The High Court has ordered Express Newspapers to publish an apology over a website story which accused man of helping to start fires at a migrant camp in Paris.

And it has thrown out a bid by the title to argue that the order infringed its rights under Article 10 of the European Convention.

James Ellison sued the Express in 2016 over an article on the Express.co.uk website. An early stage the Express agreed to settle the proceedings, paying damages and costs and publishing an apology, on the basis that it had imputed that Ellison had committed arson on foreign soil.

After some six months had elapsed without the agreement being carried out, Ellison launched proceedings under Part 8 of the Civil Procedure Rules (CPR), which govern the conduct of civil litigation, to enforce the settlement.

This case was itself settled by an agreement under Part 36 of the CPR, covering offers to settle, which included the payment of substantial damages and costs, and a published apology.

But the apology which appeared in the Express differed substantially from the version which had been agreed with Ellison and his legal team, led by barrister Adam Wolanski of 5RB.

Among other differences, the published apology made no reference to the seriousness of the libel, or to the fact that the Express had agreed to pay Ellison substantial damages and costs, and was also divided in two by a substantial “slab” consisting of Express trademarks.

After further correspondence failed to resolve the issue Ellison applied to the High Court for orders for the enforcement of the agreement through publication of the apology in the terms which had been agreed.

Express Newspapers admitted at a hearing before Master Richard Davison that the apology was different, but argued that what had been published was not different in substance from that required by the settlement terms.
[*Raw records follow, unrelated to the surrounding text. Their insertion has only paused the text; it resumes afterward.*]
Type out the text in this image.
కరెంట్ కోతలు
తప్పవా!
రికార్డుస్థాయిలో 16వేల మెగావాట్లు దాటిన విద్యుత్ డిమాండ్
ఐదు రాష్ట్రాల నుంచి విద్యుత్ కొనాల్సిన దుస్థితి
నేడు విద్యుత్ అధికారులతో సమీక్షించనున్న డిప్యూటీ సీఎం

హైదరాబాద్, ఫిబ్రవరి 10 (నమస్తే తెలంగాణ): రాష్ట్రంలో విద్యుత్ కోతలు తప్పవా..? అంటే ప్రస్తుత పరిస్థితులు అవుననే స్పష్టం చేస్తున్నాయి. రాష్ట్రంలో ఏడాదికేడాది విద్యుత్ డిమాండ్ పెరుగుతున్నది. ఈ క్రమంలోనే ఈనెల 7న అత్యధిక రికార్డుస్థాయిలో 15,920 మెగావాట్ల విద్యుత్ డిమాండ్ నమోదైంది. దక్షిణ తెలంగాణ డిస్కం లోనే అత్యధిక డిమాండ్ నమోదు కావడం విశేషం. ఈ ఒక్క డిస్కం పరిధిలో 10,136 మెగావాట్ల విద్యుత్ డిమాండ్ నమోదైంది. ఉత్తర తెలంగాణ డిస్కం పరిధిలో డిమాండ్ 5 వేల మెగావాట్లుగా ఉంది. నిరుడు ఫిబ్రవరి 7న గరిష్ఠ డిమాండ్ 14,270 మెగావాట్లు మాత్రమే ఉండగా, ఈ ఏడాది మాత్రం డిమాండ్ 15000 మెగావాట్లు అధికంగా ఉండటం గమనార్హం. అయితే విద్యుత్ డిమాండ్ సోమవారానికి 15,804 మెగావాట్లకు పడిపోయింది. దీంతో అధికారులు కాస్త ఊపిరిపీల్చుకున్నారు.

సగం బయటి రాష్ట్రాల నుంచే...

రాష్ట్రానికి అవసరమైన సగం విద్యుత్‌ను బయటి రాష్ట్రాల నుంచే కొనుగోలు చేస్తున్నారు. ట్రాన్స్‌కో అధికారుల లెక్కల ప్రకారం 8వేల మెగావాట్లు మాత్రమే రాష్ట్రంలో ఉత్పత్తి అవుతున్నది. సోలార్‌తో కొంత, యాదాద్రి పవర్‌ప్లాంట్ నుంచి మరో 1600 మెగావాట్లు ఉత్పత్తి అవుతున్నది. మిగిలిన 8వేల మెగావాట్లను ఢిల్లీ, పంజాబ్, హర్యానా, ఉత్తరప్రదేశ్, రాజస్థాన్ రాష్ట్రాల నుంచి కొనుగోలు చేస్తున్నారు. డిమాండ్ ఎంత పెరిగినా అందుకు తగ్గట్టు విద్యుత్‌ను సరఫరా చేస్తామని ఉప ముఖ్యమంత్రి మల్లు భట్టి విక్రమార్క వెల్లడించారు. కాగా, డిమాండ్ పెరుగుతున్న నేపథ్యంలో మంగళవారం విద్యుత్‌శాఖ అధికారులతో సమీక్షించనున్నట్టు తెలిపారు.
Master Davison disagreed, and ordered the Express to publish the agreed version of the apology, without discontinuities, within seven days.

He also rejected an application by the Express for an adjournment so that it could prepare an argument that article 10 of the European Convention on Human Rights constituted a defence to the application (which covers freedom of Expression). And he ordered the Express to pay the costs of the application on the indemnity basis, refused it permission to appeal and rejected an application to extend the time for making a further application for permission.

Comments

1 thought on “Express ordered to publish apology over Calais 'arsonist' story despite bid by title to assert its European Convention rights”

  1. This is obviously an entirely different Express from that which has campaigned relentlessly against the European Convention on Human Rights. Or could this just be an example of truly grotesque opportunism and hypocrisy?